In this scenario, the main input schema is already stored in the Repository. For more information about storing schema metadata in the repository, see the Talend Studio User Guide.

Procedure

  1. In the Repository tree view, expand Metadata - DB Connections where you have stored the main input schema and drop the database table onto the design workspace. The input table used in this scenario is called customer.
    A dialog box is displayed with a list of components.
  2. Select the relevant database component, tMysqlInput in this example, and then click OK.
  3. Drop two tGenKey components, two tMatchGroup components, a tMap and a tLogRow components from Palette onto the design workspace.
  4. Link the input component to the tGenKey and tMap components using Main links.
  5. In the two tMatchGroup components, select the Output distance details check boxes in the Advanced settings view of both components before linking them together.
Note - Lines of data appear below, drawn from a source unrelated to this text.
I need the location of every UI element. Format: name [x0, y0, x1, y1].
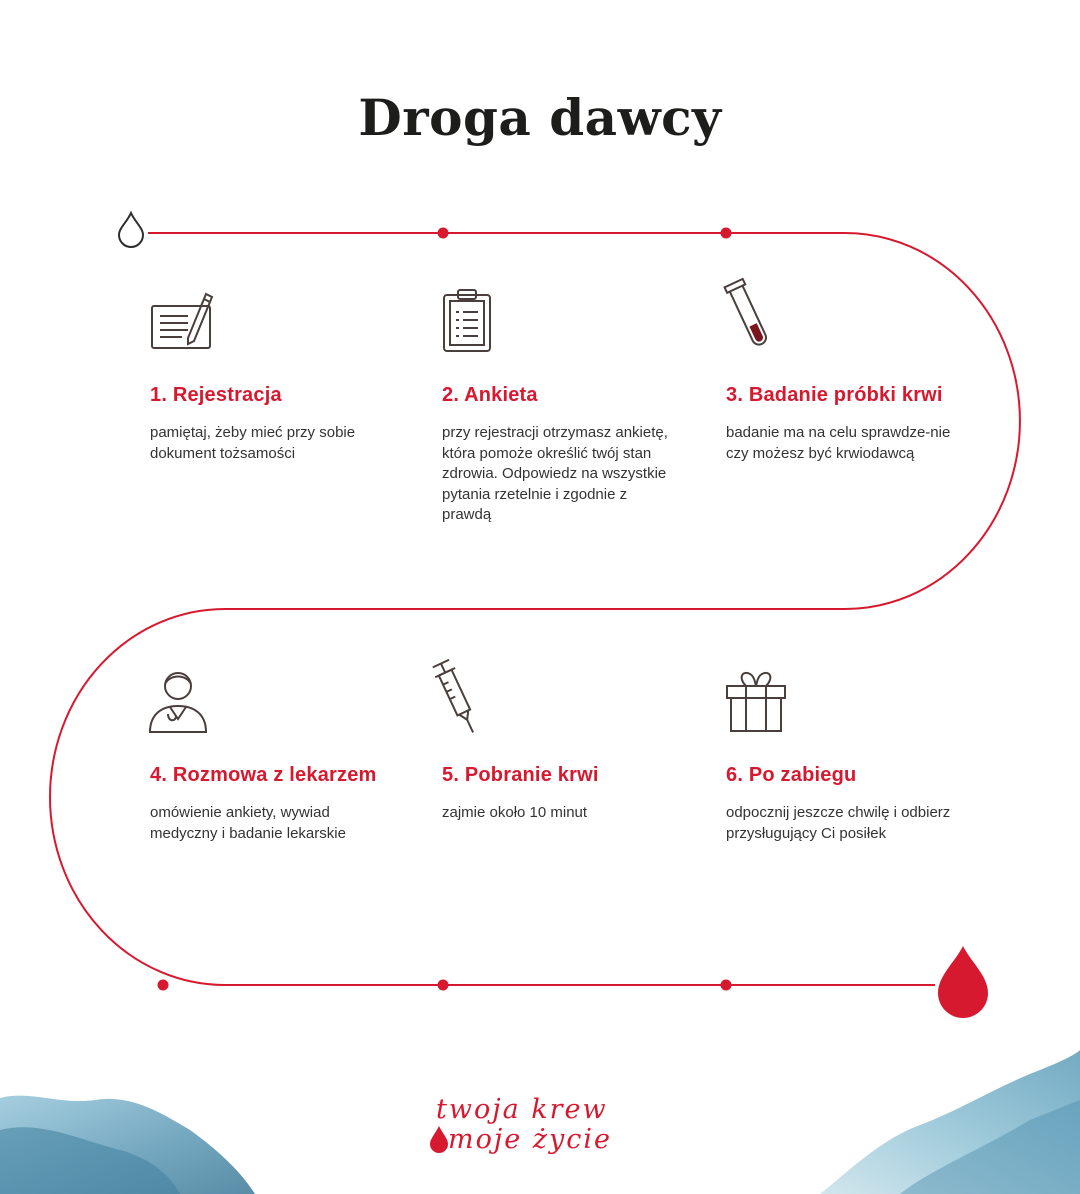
- step-doctor-interview: [150, 764, 410, 844]
- doctor-icon: [146, 664, 210, 734]
- path-dot: [438, 980, 449, 991]
- logo-line1: twoja krew: [436, 1094, 608, 1125]
- test-tube-icon: [720, 274, 776, 360]
- syringe-icon: [432, 656, 482, 740]
- step-description: pamiętaj, żeby mieć przy sobie dokument tożsamości: [150, 424, 356, 462]
- logo-line2: moje życie: [448, 1124, 613, 1155]
- blood-drop-icon: [938, 946, 988, 1018]
- step-title: 3. Badanie próbki krwi: [726, 384, 943, 406]
- step-description: omówienie ankiety, wywiad medyczny i badanie lekarskie: [150, 804, 346, 842]
- step-title: 1. Rejestracja: [150, 384, 282, 406]
- start-drop-icon: [119, 213, 143, 247]
- logo-drop-icon: [428, 1124, 450, 1154]
- step-after-procedure: [726, 764, 986, 844]
- step-description: zajmie około 10 minut: [442, 804, 588, 821]
- step-description: odpocznij jeszcze chwilę i odbierz przysługujący Ci posiłek: [726, 804, 951, 842]
- path-dot: [158, 980, 169, 991]
- step-title: 2. Ankieta: [442, 384, 538, 406]
- path-dot: [721, 980, 732, 991]
- path-dot: [438, 228, 449, 239]
- step-blood-test: [726, 384, 986, 464]
- path-dot: [721, 228, 732, 239]
- step-registration: [150, 384, 410, 464]
- step-title: 5. Pobranie krwi: [442, 764, 599, 786]
- clipboard-icon: [440, 286, 496, 356]
- step-description: przy rejestracji otrzymasz ankietę, która pomoże określić twój stan zdrowia. Odpowiedz na wszystkie pytania rzetelnie i zgodnie z prawdą: [442, 424, 668, 523]
- page-title: Droga dawcy: [358, 88, 722, 147]
- registration-form-icon: [148, 286, 218, 356]
- step-description: badanie ma na celu sprawdze-nie czy możesz być krwiodawcą: [726, 424, 951, 462]
- step-title: 6. Po zabiegu: [726, 764, 857, 786]
- step-title: 4. Rozmowa z lekarzem: [150, 764, 377, 786]
- step-questionnaire: [442, 384, 702, 526]
- gift-icon: [724, 668, 788, 734]
- step-blood-donation: [442, 764, 702, 824]
- logo: [428, 1094, 658, 1158]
    This will provide the MATCHING_DISTANCES column in the output schema of each tMatchGroup.
    If the two tMatchGroup components are already linked to each other, you must select the Output distance details check box in the second component in the Job flow first otherwise you may have an issue.
  6. Link the two tMatchGroup components and the tLogRow component using Main links.
  7. If needed, give the components specific labels to reflect their usage in the Job.
    For further information about how to label a component, see Talend Studio User Guide.